Nobody Knows relies on these elegant visual cues to convey emotion. Like the muted expressions of its protagonists, much of the film’s palette consists of drab neutrals, with splashes of red punctuating this surface. Yuki selects a red crayon to draw a picture of her absent mother. Kyoko spills a bottle of her mother’s red nail polish, and recoils as if cut, the polish smeared on her finger like blood. Akira, in a rare moment of abandon, finds a red ball in the park and plays a game of catch with the trees.
The importance of such details was a central premise of an earlier Koreeda film, After Life (1998), in which the recently deceased arrive at a way station where they must select a single moment from their lives that they will then experience for eternity. Once selected, the moment is re-created for them and recorded on film. If After Life is about simulation and recollection — a thinly veiled metaphor for the project of filmmaking itself — then Nobody Knows gestures in an opposite direction, emphasizing film’s ability to document immediate reality and change over time.
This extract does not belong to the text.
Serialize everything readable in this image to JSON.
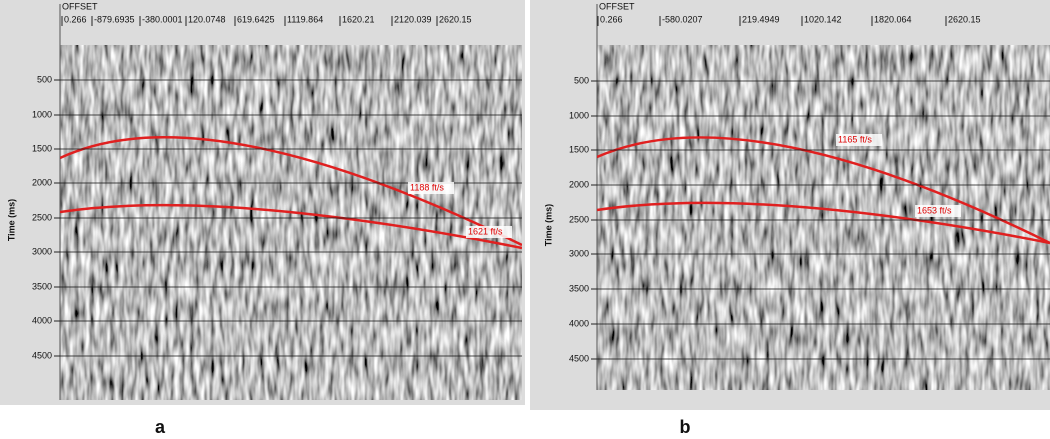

Shooting over the course of a year, Koreeda allowed the child actors to age appropriately over a time span corresponding to the film’s narrative. Although he tested audiences’ patience with such “real-time” techniques in the esoteric Distance (2001), with Nobody Knows, he has struck an affecting balance between documentary realism and poetic subjectivity.
In the end, it is this fine balance that prevents the film from listing over into high melodrama, despite its emotionally charged subject matter. It neither pities nor lionizes its protagonists, allowing the gravity of their situation and their irrepressible will to percolate throughout the film. In Japan, as in much of the post-industrial world, underage prostitution and child-on-child violence have reached unprecedented levels; children are increasingly both consumed and neglected. Nobody Knows honors the innocence of childhood, even as it slips away.